Resquícios



Capítulo I
Resquícios

Uma noite típica do inverno inglês, cinza e gelada. A mulher caminhava pela rua com passos decididos, acompanhada por um enorme cachorro preto.
Olhou o animal que seguia ao seu lado, manso, preso a uma coleira chinfrim. Por um segundo o invejou, ele não tinha consciência do que acontecia, nem do perigo, nem das perdas, nem das dores da vida humana.
A rua estava fria por demais, seu sobretudo parecia não ser suficiente. Mas frio era algo que já não sentia há muitos anos. O coração que carregava no peito era mais gelado do que qualquer temperatura fora de seu corpo.
Só havia uma situação no mundo que mudava isso, quando sua pele se encontrava próxima a dele.

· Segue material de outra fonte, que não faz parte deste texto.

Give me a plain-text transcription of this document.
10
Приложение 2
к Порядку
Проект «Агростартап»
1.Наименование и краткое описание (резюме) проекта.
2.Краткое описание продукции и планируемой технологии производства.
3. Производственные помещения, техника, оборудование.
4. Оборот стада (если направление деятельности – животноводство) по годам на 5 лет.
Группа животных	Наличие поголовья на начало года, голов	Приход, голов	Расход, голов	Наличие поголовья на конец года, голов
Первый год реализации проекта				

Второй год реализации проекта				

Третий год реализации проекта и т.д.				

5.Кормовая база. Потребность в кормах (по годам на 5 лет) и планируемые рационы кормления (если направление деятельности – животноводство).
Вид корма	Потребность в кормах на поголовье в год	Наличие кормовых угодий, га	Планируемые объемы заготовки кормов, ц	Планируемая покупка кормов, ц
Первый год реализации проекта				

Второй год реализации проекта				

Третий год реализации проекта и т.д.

Fazia tanto tempo que aquilo não acontecia... Pareciam até séculos.

“O que te trouxe a essa humilde morada” lembrou-se da voz sarcástica vinda da cela ao lado, assim que fora trancafiada em Azkaban “que crueldade você andou fazendo dessa vez?”

“Apenas o que era necessário.” Respondeu seca, ele era o único a quem não lhe atraia usar seu cinismo. O dele sempre fora mais afiado e venenoso que o seu próprio.

“Eu soube, andei lendo os jornais... Enlouquecendo pessoas atrás do seu mestre idiota.”

“Nosso mestre”.

Sorriu satisfeita, sabia que o silêncio era um sinal de que havia acertado o ponto.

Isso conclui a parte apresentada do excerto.